To be honest, I never heard of Mr. Sullivan before today when I picked this CD at Academy on W 18th Street (a great place to buy, sell or trade). I made the right move. The tunes are imaginative, accessible and haunting - and everyone stretches out. Is that enough for you? Sullivan, Craig Handy and Kenny Barron are outstanding - the chemistry is there and they swing to the high heavens. Mr. Sullivan uses several cliches throughout the disc, but they work. He lets go on "Carefree" with a freedom that knows no bounds. Check out the rhythm section before Handy goes off, followed by some of the smoothest Barron I have heard -- and I have heard a lot! Hear him muted on "Malcolm," a tribute to the shining black prince who in the end sought freedom for all.
We Make Requests
There is a recording entitled "Out of Many, One People" (Antilles 7 90681-2) that, I believe, is currently out of print. It is by the Jazz Warriors, an Afro-British orchestra, under the leadership of noted multi-reedist Courtney Pine, that cooks. It is a live date and you can hear the crowd going wild in appreciation of the music. I hope that there are plans to make this invigorating CD available again for a new crop of jazz enthusiasts. I would hate to think that music lovers would never have an opportunity to hear this. It is a musical and cultural delight. The cuts are "Warriors," "In Reference to our Forefather's Dreams," "Minor Groove," "Saint Maurice (of Argon)" and "Many Pauses." Please bring this one back.

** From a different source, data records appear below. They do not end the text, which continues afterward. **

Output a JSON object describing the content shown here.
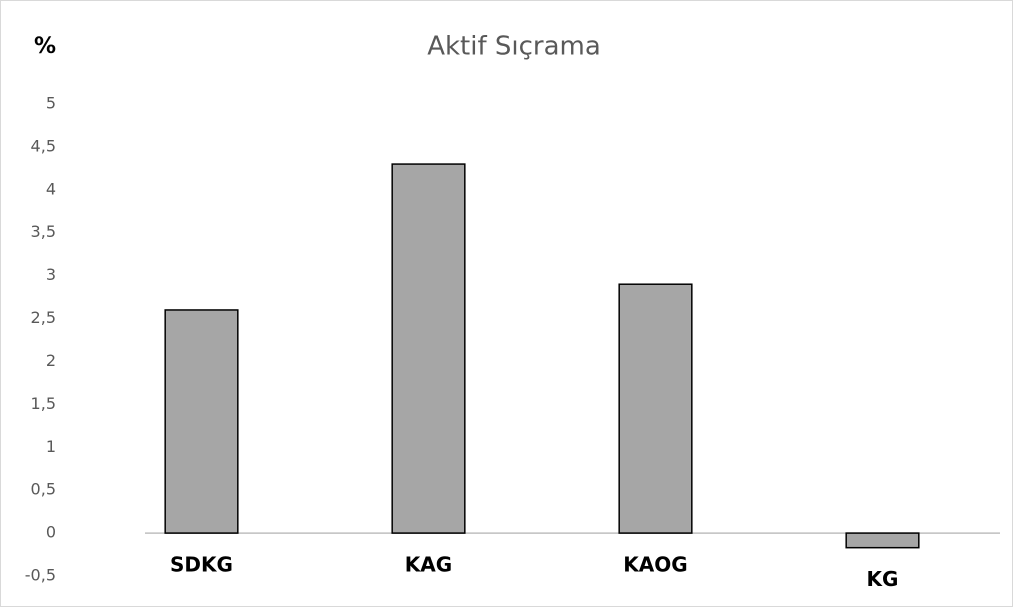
{
  "chart_data": {
    "type": "bar",
    "title": "Aktif Sıçrama",
    "y_label": "%",
    "categories": [
      "SDKG",
      "KAG",
      "KAOG",
      "KG"
    ],
    "values": [
      2.6,
      4.3,
      2.9,
      -0.17
    ],
    "color": "#a6a6a6",
    "edge_color": "#000000",
    "ylim": [
      -0.5,
      5
    ],
    "yticks": [
      {
        "value": -0.5,
        "label": "-0,5"
      },
      0,
      {
        "value": 0.5,
        "label": "0,5"
      },
      1,
      {
        "value": 1.5,
        "label": "1,5"
      },
      2,
      {
        "value": 2.5,
        "label": "2,5"
      },
      3,
      {
        "value": 3.5,
        "label": "3,5"
      },
      4,
      {
        "value": 4.5,
        "label": "4,5"
      },
      5
    ],
    "grid": false
  }
}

"I was proud to be present and accounted for when Jackie McLean and Gary Bartz, two alto masters, burned a flag-waver at the conclusion of the Charlie Parker Festival on Sunday, August 29, 1999 in the East Village's Tompkins Square Park, NYC..... Jackie Mac and Bartz turned the bad-boy out. It was a hot, hot day, and after they finished, a cool breeze swept through the Park. I think Bird liked what he heard."

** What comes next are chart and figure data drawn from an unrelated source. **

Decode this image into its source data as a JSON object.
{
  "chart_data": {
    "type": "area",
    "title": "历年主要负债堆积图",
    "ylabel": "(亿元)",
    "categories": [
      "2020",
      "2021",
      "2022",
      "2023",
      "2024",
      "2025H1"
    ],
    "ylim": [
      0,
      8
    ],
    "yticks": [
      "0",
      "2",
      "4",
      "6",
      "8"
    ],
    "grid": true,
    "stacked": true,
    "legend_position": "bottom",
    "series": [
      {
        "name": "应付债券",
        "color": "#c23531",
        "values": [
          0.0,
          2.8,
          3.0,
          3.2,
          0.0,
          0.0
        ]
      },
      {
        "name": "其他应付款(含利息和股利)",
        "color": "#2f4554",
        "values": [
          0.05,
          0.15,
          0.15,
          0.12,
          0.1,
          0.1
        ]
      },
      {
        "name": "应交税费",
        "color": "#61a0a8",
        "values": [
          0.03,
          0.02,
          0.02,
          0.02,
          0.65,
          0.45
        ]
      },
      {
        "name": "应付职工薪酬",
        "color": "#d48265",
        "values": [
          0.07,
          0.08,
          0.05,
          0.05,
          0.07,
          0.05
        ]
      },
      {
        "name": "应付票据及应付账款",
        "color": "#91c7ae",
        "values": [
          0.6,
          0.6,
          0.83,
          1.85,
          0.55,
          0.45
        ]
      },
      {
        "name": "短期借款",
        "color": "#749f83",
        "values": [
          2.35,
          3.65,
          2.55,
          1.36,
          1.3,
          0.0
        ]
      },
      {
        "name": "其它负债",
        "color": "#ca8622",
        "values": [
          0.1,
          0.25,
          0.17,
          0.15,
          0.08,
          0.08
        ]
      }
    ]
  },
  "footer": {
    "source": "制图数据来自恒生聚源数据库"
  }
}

The name of the book is "Hard Bop" (Oxford) by David H. Rosenthal. It looks at one aspect of this universal and awe-inspiring music we call jazz - hard bop, and it does it well! While not giving novices an overview of "The Music," it does justice to what evolved from Charlie Parker's contribution to American music. Art Blakey, Max Roach and Horace Silver were its leaders. The Blue Note sound of the late fifties and early sixties was the vehicle of the bold, in-your-face, take-no-prisoners, swaggering music put forth by the likes of Hank Motley, Jackie McAllen, Lee Morgan, Freddie Huber and so many others. It is a fast and interesting read on the wonderful music called hard-bop!

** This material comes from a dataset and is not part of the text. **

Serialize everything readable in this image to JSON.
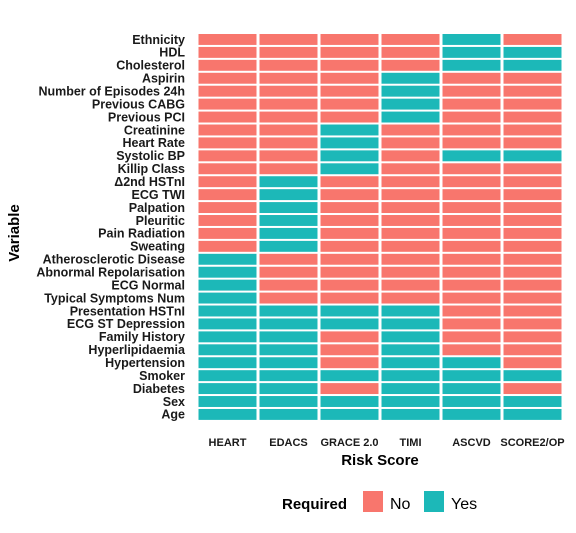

Original Jazz Classics (OJCCD-1021-2) reissued some 70's soul-jazz classics. One is a Charles Earland date with the incomparable, but ill-starred, Lee Morgan. Billy Harper and others support these two outstanding artists. Adding two tunes, Lee Morgan's "Lowdown" and "Speedball," enhanced the reissue. These recording were made just days before the legendary, but ill-starred trumpeter died at the hands of his female companion on a cold winter night outside of Slug's in the East Village.
Gene Ammons "Live In Montreux" (OJCCD-1023-2) is a solid record. Hampton Hawes plays electric piano on this date. The rest of the band is comprised of Bob Cranshaw (el-b), Kenny Clarke ("Klook") (ds) and Kenneth Cash on congas. Check out the Boss Tenor's rendition of "Yardbird Suite." The last track, "Treux Blue," swings and is no joke. On it, Gene is joined for some serious playing by the all-star frontline of the Brothers Adderley -- yes, Julian (as), ("Cannonball") and Nat (cor), and the immortal Dexter Gordon (ts).
Sonny Criss was a monster on alto. He could always be counted to raise the temperature a few degrees. He surely burns on the reissue entitled "Rockin' In Rhythm" (OJCCD 1022-2). Check him out on "Eleanor Rigby." OJC has done a fine job of making available so much of Criss' music.
In Passing, Into the Lord's Hands
Trumpeter Harry "Sweets" Edison passed away several weeks ago. We miss him.